Here’s what you’ll need:
- Thayer’s Witch Hazel. The recipe called for the lavender scented witch hazel, but they make a variety of others, including a rose-scented one that’s also divine. If you’re sensitive to fragrance, they have an unscented option.
- Dr. Bronner’s Liquid Castille Soap. I followed the Pinterest recipe and used the Unscented Baby-Mild soap, but there are a variety of other scents.
- A small, empty spray bottle
Pour the witch hazel into your spray bottle, leaving a little room at top. My bottle was pretty small so I didn’t use the full bottle of witch hazel. Then, add a few drops of Dr. Bronner’s. This soap is very liquidy, so be careful because it can come out fast. You don’t need much; in fact, if you add too much, it could leave your brushes feeling a little filmy.
Screw the top on your bottle and you’re ready to go! To use it, simply shake the bottle to mix it up, then spritz a little on your brush after you’ve finished applying your makeup. Then gently rub the brush back and forth on a paper towel or other lint-free cloth (I don’t recommend using Kleenex).
You can see the color of my blush transferred onto the paper towel. Make sure you don’t smush the brush into the paper towel, but rather just rub it in a back and forth motion. That will help keep the shape of your brush intact.

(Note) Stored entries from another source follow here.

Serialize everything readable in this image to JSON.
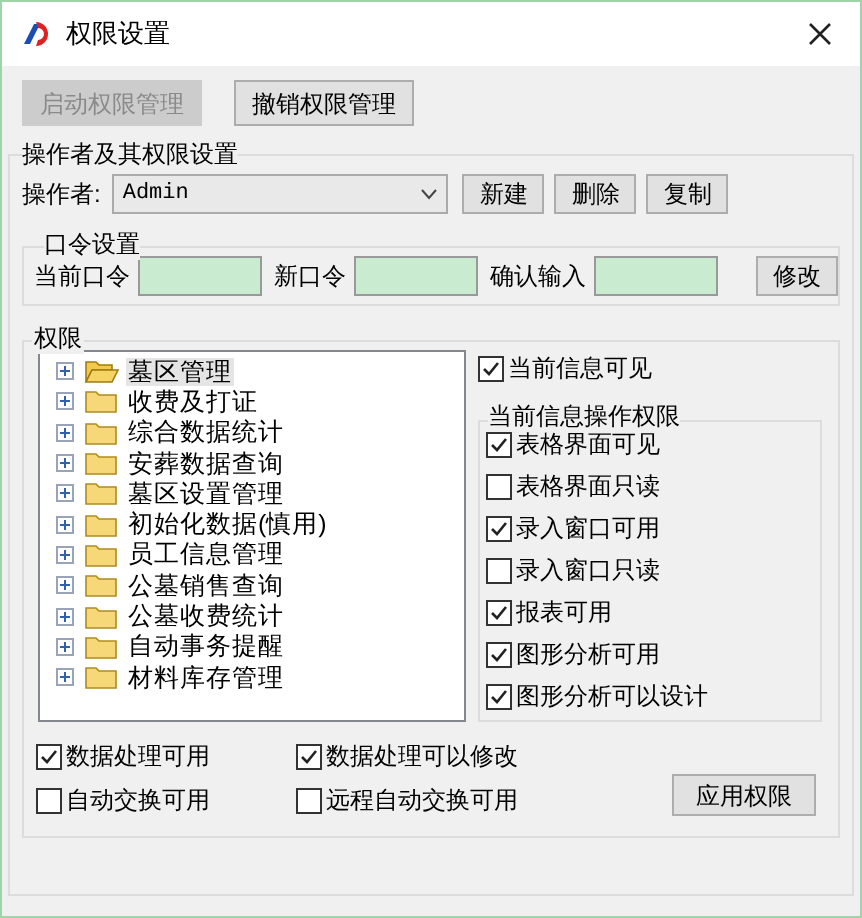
{
  "window": {
    "title": "权限设置"
  },
  "top_buttons": [
    {
      "label": "启动权限管理",
      "disabled": true
    },
    {
      "label": "撤销权限管理",
      "disabled": false
    }
  ],
  "operator_group": {
    "title": "操作者及其权限设置",
    "operator_label": "操作者:",
    "operator_value": "Admin",
    "buttons": [
      "新建",
      "删除",
      "复制"
    ]
  },
  "password_group": {
    "title": "口令设置",
    "fields": [
      {
        "label": "当前口令"
      },
      {
        "label": "新口令"
      },
      {
        "label": "确认输入"
      }
    ],
    "button": "修改"
  },
  "permissions_group": {
    "title": "权限",
    "tree": [
      {
        "label": "墓区管理",
        "selected": true
      },
      {
        "label": "收费及打证",
        "selected": false
      },
      {
        "label": "综合数据统计",
        "selected": false
      },
      {
        "label": "安葬数据查询",
        "selected": false
      },
      {
        "label": "墓区设置管理",
        "selected": false
      },
      {
        "label": "初始化数据(慎用)",
        "selected": false
      },
      {
        "label": "员工信息管理",
        "selected": false
      },
      {
        "label": "公墓销售查询",
        "selected": false
      },
      {
        "label": "公墓收费统计",
        "selected": false
      },
      {
        "label": "自动事务提醒",
        "selected": false
      },
      {
        "label": "材料库存管理",
        "selected": false
      }
    ],
    "visible": {
      "label": "当前信息可见",
      "checked": true
    },
    "operations_title": "当前信息操作权限",
    "operations": [
      {
        "label": "表格界面可见",
        "checked": true
      },
      {
        "label": "表格界面只读",
        "checked": false
      },
      {
        "label": "录入窗口可用",
        "checked": true
      },
      {
        "label": "录入窗口只读",
        "checked": false
      },
      {
        "label": "报表可用",
        "checked": true
      },
      {
        "label": "图形分析可用",
        "checked": true
      },
      {
        "label": "图形分析可以设计",
        "checked": true
      }
    ]
  },
  "bottom_options": [
    {
      "label": "数据处理可用",
      "checked": true
    },
    {
      "label": "数据处理可以修改",
      "checked": true
    },
    {
      "label": "自动交换可用",
      "checked": false
    },
    {
      "label": "远程自动交换可用",
      "checked": false
    }
  ],
  "apply_button": "应用权限"
}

Once you’ve spritzed and wiped all your brushes, you can let them air dry in your brush holder. I’ve been using this spray on my brushes for the last few days and I’m quite happy with it. I’ve found that it works best on powder-based makeups like blush and eye shadow. For the brushes I use to apply liquid, gel and cream products, it does help get some of the product off, but there will be a little product left behind. But, it’s better than not cleaning them at all!
As an added benefit, witch hazel is a natural astringent, and it’s great for your skin (especially if you’re acne prone). In fact, if you have any witch hazel left over from this recipe, you can use it as a toner. Just dampen a cotton swap and apply it to your face after cleaning. It leaves your skin so soft!